Voix publique

Les canards boiteux

Question: qu'ont en commun Jean Charest et Stephen Harper par les temps qui courent? Primo: ils ont chacun réussi à diviser leur caucus en mettant leur aile "traditionnelle" en colère. Secundo: ils ont tous deux un petit air de canard boiteux et le mot "sortie" tatoué sur le front.

LE CAS HARPER

La division de son caucus est venue de sa précipitation suicidaire à traiter Brian Mulroney en lépreux pour avoir accepté quelques centaines de milliers de dollars en argent comptant du lobbyiste Karlheinz Schreiber. C'était oublier que les pro-Mulroney, l'aile progressiste-conservatrice du PC, demeurent d'une loyauté féroce envers leur ancien patron. Au PC, on ne touche pas à Mulroney impunément. Mais devant le maniaco-contrôlant Harper, ils se sont tus. Ce qu'ils ne font plus!
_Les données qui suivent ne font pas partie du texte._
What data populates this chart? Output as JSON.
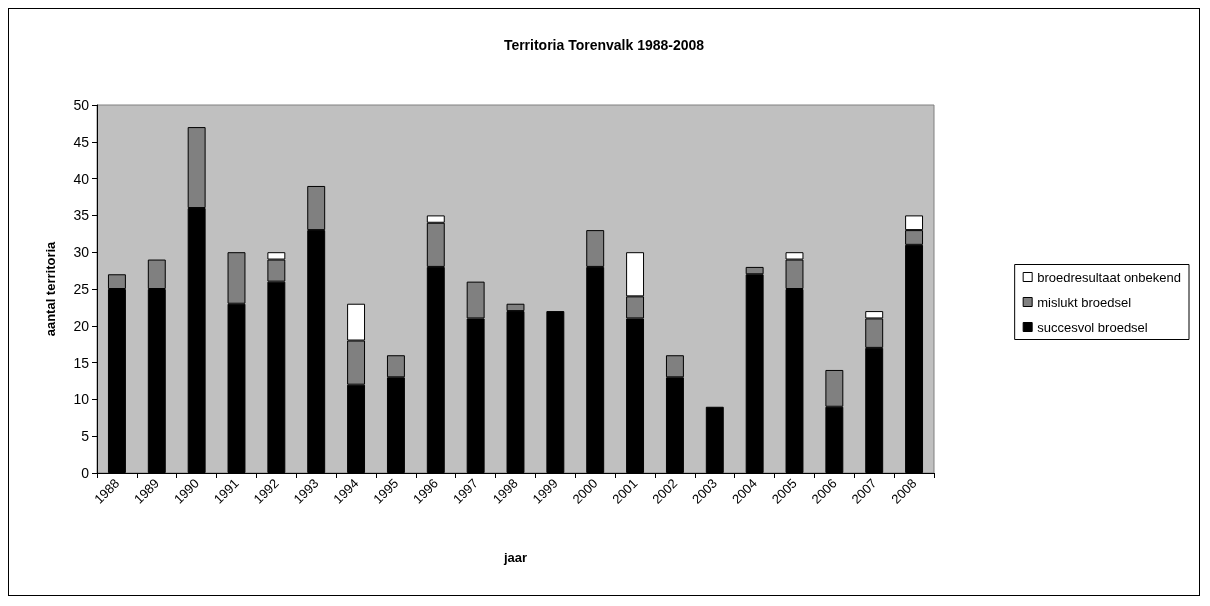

Et ce, pour quatre raisons: la comparution de Schreiber devant la commission Oliphant; cette histoire grotesque d'un coulage venu du bureau de Harper voulant que Mulroney ne soit plus membre de son propre parti; la chute du Parti conservateur au Québec et en Ontario; l'arrivée d'un chef plus menaçant à la tête du Parti libéral. Bref, rien ne délie mieux les langues que d'être dirigé par un canard boiteux claudiquant vers une défaite de plus en plus probable…
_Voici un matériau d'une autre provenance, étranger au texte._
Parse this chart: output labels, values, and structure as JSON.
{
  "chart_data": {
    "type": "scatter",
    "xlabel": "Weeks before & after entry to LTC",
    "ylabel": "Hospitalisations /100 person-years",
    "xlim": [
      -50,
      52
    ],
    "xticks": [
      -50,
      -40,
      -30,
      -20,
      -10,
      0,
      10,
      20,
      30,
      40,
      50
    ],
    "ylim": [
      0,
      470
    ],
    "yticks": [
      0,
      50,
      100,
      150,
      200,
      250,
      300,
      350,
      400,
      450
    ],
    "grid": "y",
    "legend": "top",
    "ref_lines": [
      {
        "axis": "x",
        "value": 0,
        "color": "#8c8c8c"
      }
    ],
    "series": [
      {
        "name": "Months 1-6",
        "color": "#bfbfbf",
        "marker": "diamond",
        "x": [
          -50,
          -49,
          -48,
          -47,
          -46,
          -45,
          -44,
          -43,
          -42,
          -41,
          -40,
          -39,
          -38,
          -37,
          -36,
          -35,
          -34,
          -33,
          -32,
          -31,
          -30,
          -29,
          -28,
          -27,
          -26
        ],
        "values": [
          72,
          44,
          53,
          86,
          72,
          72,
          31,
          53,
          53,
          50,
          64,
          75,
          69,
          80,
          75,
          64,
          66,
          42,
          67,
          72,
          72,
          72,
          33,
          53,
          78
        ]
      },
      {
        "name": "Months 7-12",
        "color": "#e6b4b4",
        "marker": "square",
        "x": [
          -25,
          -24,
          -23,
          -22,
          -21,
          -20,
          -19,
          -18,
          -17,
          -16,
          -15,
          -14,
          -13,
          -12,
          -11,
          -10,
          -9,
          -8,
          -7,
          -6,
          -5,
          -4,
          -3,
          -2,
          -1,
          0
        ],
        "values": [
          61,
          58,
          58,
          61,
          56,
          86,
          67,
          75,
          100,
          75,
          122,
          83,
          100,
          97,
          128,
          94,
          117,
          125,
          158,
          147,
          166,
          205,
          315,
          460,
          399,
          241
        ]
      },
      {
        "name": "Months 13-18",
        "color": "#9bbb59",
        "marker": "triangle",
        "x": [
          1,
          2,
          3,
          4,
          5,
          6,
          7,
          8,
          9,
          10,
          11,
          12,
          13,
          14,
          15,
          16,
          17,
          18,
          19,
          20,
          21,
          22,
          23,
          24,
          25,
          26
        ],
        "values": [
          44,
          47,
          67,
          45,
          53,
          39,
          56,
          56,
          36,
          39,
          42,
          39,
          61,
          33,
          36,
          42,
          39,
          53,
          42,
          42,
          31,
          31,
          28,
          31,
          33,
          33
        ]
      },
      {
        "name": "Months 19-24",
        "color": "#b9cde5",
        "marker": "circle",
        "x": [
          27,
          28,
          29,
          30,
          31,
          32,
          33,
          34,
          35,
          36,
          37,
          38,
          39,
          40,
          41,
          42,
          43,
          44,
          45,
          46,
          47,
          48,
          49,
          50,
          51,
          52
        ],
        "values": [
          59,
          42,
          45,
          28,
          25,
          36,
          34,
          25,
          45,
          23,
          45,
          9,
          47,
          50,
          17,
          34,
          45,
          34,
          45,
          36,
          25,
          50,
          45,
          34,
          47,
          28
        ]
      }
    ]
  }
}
UNE CRÉATION À LA FRANKENSTEIN

Il faut dire que le mariage entre l'ancien Parti progressiste-conservateur et l'Alliance canadienne, elle-même la fille du Reform Party, était contre nature dès le début. Disons que sa création à la Frankenstein visait aussi trois objectifs aux ambitions frôlant le délire. 1) Unir la droite pour remplacer le PLC en tant que natural governing party of Canada. 2) Assurer la domination de l'aile progressiste-conservatrice du Québec et de l'Ontario par l'aile ultraconservatrice de l'Ouest canadien. 3) Faire de l'ultraconservatisme à la sauce républicaine américaine l'idéologie dominante au pays. Mais oups… En échouant dans sa quête d'une majorité deux fois de suite, le délire harpérien s'est heurté à un mur.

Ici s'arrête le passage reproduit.